GM dealers having an RSI less than 100, for either car or light duty truck, should also consider whether the use of a state average is fair under their specific market circumstances. There are certainly many states, which have such diversity in consumer preference that a comparison to the performance of other dealers within the same state is unfair. For example, in many metro markets there is a bias by the consuming public toward the purchase of import vehicles. If you are a GM dealer in such a metro market, there is a high likelihood that your RSI score will be below 100 in large part, if not exclusively, because you are being compared to GM dealers in other parts of the state where there is no such import-bias. If there is something unique about the purchasing preferences of the consuming public in your market as compared to other parts of the state, these factors should be set out in a response to GM’s Sales Performance Review.
One additional example of unique circumstances within a dealer’s market and outside of the dealer’s control, which is particularly poignant for GM dealers, is construction of an Essential Brand Elements compliant facility. GM’s RSI formula fails to take into account the disruption caused by construction at a dealership. We have GM dealers who have recently completed an EBE upgrade to their facilities at great cost to them only to have GM send them a Sales Performance Review showing their sales performance is less than satisfactory. These are facility upgrades, mind you, that GM insists that dealers make to their facilities! But for that insistence and the incentives tied to compliance with the EBE guidelines, most GM dealers would not see the need to renovate their facilities. So, for GM dealers who have conducted any significant facility construction during the first six months of 2011 and who have an RSI score of less than 100 in either car or light duty truck, we strongly recommend that a written response to the review include a description of the inconvenience to customers caused by the construction.

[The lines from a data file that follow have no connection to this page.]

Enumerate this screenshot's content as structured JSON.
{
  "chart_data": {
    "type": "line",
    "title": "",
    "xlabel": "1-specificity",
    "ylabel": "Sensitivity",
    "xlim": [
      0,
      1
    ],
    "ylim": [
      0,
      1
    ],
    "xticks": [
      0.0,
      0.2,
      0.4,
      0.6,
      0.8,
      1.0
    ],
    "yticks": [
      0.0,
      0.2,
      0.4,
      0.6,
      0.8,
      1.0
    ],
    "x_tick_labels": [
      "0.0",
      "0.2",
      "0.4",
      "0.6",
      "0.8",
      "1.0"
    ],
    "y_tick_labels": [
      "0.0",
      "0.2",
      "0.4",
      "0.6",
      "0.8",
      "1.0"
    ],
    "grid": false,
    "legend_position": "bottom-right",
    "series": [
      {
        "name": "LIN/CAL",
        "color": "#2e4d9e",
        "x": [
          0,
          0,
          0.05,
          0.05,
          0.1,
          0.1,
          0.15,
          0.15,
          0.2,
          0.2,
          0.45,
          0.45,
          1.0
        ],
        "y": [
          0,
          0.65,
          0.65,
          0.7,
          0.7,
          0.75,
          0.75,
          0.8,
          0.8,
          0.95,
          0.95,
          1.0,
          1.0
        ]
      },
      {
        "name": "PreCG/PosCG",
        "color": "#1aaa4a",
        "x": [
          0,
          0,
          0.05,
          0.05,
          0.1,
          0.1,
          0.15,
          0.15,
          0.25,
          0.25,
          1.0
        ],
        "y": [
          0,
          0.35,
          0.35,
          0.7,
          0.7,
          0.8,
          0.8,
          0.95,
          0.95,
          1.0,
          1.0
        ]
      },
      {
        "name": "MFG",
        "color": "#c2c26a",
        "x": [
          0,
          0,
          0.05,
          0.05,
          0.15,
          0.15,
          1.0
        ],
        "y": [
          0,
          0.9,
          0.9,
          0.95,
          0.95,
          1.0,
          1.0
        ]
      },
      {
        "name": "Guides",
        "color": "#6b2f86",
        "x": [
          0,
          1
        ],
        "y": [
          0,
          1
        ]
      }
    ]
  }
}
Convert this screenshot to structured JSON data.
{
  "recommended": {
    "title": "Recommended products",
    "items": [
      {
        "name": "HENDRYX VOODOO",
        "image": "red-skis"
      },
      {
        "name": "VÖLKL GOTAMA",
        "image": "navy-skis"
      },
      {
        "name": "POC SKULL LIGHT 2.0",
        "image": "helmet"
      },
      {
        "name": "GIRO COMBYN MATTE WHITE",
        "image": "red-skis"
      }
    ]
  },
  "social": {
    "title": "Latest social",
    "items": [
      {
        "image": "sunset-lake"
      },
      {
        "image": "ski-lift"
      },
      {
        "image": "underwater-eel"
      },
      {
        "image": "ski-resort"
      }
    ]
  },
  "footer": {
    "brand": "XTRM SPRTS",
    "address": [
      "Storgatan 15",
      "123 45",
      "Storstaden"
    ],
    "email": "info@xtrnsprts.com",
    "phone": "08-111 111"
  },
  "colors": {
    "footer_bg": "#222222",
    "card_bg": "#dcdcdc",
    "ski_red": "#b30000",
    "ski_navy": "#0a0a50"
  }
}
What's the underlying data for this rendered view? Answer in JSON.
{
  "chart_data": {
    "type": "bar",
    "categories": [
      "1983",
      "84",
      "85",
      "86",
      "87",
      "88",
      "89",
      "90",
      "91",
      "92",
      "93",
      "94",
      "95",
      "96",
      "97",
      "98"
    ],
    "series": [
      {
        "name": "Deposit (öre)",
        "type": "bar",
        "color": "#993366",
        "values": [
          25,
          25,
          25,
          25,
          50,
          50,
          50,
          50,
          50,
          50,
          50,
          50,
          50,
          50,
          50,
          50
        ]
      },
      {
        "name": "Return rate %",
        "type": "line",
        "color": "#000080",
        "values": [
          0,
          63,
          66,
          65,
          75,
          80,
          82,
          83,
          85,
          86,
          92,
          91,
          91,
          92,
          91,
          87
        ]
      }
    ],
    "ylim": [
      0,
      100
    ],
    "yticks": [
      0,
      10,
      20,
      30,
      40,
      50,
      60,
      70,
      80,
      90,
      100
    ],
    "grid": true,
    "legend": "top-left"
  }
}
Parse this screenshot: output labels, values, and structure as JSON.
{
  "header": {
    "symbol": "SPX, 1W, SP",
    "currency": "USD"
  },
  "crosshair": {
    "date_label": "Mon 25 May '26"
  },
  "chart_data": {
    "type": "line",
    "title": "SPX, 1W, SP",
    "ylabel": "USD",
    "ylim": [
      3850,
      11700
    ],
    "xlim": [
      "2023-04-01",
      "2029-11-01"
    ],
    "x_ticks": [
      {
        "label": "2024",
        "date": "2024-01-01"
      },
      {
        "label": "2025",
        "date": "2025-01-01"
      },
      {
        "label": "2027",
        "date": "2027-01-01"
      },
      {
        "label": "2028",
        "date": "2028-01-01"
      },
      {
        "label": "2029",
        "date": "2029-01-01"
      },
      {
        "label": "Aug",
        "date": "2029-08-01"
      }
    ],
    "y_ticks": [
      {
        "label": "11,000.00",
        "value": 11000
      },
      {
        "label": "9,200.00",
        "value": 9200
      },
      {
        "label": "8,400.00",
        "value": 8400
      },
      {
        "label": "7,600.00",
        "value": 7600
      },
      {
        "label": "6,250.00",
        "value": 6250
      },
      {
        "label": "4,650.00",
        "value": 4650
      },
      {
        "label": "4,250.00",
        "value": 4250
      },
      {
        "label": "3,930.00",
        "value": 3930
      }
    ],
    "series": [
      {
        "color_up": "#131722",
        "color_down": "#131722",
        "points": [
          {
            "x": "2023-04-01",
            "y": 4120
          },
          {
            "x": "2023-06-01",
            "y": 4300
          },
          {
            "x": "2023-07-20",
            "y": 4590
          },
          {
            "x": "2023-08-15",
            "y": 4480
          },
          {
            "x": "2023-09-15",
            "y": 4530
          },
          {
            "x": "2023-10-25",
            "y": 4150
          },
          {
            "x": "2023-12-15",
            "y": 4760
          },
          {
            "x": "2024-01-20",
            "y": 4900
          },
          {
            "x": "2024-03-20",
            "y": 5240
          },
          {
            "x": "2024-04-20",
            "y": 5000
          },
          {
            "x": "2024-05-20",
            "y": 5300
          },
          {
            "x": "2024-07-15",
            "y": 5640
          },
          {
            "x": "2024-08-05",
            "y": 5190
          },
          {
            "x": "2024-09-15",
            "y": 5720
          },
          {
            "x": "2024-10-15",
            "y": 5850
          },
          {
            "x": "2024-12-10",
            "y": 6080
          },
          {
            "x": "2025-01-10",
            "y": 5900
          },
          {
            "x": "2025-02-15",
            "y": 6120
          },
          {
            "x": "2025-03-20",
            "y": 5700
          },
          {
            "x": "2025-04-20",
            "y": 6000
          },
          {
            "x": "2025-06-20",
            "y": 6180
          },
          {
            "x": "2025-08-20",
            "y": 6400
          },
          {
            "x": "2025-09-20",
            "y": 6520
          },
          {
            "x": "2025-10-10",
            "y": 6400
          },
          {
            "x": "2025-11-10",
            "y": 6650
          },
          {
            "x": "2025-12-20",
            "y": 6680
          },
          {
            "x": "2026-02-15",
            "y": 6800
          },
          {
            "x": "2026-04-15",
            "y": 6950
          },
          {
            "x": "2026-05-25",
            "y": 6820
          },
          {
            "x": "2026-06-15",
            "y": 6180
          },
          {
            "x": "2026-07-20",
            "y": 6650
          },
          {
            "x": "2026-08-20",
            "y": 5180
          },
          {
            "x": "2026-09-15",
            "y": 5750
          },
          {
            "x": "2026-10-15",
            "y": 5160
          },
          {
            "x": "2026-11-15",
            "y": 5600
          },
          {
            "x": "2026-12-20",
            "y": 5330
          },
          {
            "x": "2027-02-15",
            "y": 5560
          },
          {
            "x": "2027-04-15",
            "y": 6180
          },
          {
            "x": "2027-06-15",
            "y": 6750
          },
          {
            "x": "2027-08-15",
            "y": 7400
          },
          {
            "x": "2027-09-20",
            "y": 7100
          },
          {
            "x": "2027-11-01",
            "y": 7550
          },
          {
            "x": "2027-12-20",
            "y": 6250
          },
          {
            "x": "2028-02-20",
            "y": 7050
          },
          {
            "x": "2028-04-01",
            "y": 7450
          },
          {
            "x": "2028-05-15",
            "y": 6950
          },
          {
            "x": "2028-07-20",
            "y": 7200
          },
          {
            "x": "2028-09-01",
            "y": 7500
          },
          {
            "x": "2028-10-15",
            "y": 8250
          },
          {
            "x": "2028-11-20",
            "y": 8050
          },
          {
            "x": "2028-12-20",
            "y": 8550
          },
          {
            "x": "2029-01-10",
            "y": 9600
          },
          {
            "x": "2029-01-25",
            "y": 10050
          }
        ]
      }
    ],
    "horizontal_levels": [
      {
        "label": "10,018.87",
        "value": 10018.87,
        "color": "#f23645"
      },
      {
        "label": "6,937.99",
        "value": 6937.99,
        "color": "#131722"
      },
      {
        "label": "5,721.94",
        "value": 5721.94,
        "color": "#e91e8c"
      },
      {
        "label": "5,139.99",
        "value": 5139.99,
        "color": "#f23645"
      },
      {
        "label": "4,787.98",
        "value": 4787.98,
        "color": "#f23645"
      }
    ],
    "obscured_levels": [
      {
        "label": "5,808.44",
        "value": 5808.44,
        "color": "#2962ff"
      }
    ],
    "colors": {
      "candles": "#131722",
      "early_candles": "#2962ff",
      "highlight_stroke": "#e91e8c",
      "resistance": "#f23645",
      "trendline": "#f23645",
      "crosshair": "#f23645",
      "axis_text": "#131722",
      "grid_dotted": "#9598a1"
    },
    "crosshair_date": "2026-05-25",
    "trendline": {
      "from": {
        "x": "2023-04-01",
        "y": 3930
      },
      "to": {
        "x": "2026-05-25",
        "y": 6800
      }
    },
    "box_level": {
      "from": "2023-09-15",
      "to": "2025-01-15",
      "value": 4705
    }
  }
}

We have little doubt that the “new” GM is nothing more than the proverbial “lipstick on a pig” as compared to the “old” GM. Don’t be fooled by the lipstick, new GM would be more than happy to run dealers out of their franchise who they perceive are costing GM lost sales opportunities. GM, like most manufacturers, believes they always know best how a dealership is to be run and uses the arbitrary RSI formula to keep constant pressure on the dealer body without any consideration for a dealer’s specific market circumstances.